J and I watched the sun come up over the bay as we drove through Portland, on our way home after a rather epic 48 hour journey.
No camera today – only a highway shot with a camera phone. Word images will have to do.
We are still wearing the clothes we put on yesterday morning for the funeral. It hit close to 100 degrees in Boston and New Haven yesterday, and almost that high even in Maine. At 6am, once again, it is already hot.
After the funeral service yesterday we returned to T’s dormitory in Boston for a final goodbye, then we made a visit to the shiva reception before taking leave of our friend’s grieving family, then back to Boston for a dinner with members of J’s college singing group. This was the first of their group of 14 members of the senior class to die, and 11 were able to come for the funeral.
From that third profoundly moving gathering and departure, we drove 2 hours to New Haven to see our son. When we arrived he was finishing the first weekly dinner of the year with his college singing group.
Weirdly, poignantly, it is the same group that our departed friend sang with for three years. These young men were in the midst of honoring our friend with song as we arrived, and we were brought into the fold of song and embracing.
Two hours later, after unloading S’s stuff, swapping cars, and hanging out for a while in the relative cool of a courtyard, we left somewhere after midnight to get home to our daughter back in Maine. She leaves with me for her last year of college tomorrow.
Sometimes, even after only a few hours’ fitful sleep in a passenger seat, one can come awake with a sense of total clarity as the sun makes its grand entrance over the horizon. The heart, the mind, overflow with data processing.
At Yale, where J and I and two of our kids were/are undergraduates, there is an acapella singing community that is their equivalent of a fraternity/sorority system. There are many undergraduate groups from which 13 or 14 rising senior men are selected to be the Whiffenpoofs in their senior year. J tried out for the Whiffenpoofs in our junior spring, when I was abroad in Switzerland.

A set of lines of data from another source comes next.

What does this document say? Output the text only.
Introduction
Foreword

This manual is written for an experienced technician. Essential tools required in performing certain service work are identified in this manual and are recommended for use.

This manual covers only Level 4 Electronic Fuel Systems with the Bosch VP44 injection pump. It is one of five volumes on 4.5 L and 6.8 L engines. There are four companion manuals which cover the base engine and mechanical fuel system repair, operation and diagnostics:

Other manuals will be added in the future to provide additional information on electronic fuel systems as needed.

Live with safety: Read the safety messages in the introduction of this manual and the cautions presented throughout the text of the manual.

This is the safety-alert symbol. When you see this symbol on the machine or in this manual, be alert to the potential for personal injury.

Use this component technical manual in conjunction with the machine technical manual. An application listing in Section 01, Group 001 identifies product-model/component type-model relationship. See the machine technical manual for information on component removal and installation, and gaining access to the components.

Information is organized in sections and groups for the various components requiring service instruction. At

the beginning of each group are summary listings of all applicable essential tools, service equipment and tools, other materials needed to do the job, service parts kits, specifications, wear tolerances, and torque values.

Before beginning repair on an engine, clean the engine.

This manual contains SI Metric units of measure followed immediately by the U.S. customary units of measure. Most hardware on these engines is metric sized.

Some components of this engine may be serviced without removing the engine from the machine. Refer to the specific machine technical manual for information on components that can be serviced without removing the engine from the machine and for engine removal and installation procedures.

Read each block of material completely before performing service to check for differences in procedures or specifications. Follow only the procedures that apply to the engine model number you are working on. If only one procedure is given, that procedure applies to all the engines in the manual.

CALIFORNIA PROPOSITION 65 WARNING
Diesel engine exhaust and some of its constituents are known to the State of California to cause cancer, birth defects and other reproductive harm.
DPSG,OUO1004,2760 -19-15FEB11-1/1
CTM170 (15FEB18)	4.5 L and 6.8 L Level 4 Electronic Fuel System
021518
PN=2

This was back in the dark ages of communications. I walked a mile into the city center of Lausanne, where the post office had banks of international pay phones. I called J and got the news that he had made it -- exultant and bleary-headed after an all night celebration.
That group of young men forged a lifetime bond in the ensuing year – traveling thousands of miles all over the country and all over the world, singing on Saturday Night Live, on Japanese television, in embassies and schools and venues large and small.

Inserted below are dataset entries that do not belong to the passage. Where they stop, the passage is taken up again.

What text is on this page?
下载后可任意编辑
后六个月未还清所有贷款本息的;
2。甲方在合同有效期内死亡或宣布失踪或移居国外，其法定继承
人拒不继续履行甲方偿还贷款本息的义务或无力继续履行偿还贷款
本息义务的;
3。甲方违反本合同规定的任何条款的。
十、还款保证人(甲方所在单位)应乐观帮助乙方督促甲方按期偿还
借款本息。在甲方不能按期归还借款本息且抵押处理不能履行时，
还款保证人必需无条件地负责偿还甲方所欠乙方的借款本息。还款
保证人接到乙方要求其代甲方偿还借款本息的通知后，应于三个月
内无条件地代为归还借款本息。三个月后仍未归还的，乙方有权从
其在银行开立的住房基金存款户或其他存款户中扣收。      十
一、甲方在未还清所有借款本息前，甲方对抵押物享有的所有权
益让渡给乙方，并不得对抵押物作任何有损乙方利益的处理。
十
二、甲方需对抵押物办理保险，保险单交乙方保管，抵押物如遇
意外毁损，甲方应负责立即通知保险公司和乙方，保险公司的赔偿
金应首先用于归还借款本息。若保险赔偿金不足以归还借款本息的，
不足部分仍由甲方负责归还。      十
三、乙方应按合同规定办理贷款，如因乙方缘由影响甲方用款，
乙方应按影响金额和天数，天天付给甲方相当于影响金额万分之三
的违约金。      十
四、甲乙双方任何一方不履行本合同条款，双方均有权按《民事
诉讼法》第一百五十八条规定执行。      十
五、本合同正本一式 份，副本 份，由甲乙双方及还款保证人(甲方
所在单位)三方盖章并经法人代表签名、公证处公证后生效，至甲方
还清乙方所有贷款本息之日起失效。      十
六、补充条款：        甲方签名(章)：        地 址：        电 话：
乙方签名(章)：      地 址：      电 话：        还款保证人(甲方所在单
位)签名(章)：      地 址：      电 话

What I realized yesterday more than ever before is that I forged a lifetime bond with that group as well. I saw them rehearse during their first summer retreat and perform throughout the year. The next summer, I traveled to hear them sing in Greece. They sang at our wedding, and the weddings of several other group members. We have gathered periodically with our growing families, all of whom have become a part of this musical brotherhood.

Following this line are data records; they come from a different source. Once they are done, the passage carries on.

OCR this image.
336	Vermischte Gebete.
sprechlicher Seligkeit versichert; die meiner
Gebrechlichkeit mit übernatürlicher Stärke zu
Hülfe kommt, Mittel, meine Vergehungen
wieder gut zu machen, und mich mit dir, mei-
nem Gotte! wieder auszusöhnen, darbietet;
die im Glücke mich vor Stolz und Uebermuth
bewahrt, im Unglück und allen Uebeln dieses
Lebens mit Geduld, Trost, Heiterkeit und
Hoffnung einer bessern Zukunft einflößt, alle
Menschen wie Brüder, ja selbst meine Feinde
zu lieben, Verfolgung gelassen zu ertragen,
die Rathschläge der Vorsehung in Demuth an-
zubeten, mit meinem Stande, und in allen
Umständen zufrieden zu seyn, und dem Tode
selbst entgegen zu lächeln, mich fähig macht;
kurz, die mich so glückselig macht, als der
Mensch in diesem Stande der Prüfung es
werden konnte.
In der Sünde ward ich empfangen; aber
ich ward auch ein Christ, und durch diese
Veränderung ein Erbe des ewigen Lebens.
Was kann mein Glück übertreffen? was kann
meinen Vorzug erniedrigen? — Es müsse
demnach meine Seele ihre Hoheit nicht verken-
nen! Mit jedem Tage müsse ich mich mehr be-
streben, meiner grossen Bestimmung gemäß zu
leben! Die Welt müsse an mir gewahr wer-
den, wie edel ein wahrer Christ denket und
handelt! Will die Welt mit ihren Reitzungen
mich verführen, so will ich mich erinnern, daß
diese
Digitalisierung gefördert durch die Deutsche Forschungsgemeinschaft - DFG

I realized that one can love not only individual people; one can love an entity as well – a group that is made of many people who form something greater than the sum of their parts. I dearly love the Whiffenpoofs of 1982.
So. I have turned 50. My children have all fledged, and our nest in empty. And that larger than life college group that has meant so much to the history that my husband and I share, has lost its first link to the past. A lot to process in 4 days.
There is a line in “the Whiffenpoof Song,” written about 100 years ago, that goes like this (Louis was the owner of the bar where they often sang):
We will serenade our Louis,
While life and voice shall last
Then we’ll pass and be forgotten with the rest.
Forgotten by future generations of young college boys, perhaps. By those of us who were there, however, for whom “the magic of their singing cast its spell,” there will be no forgetting. Ever.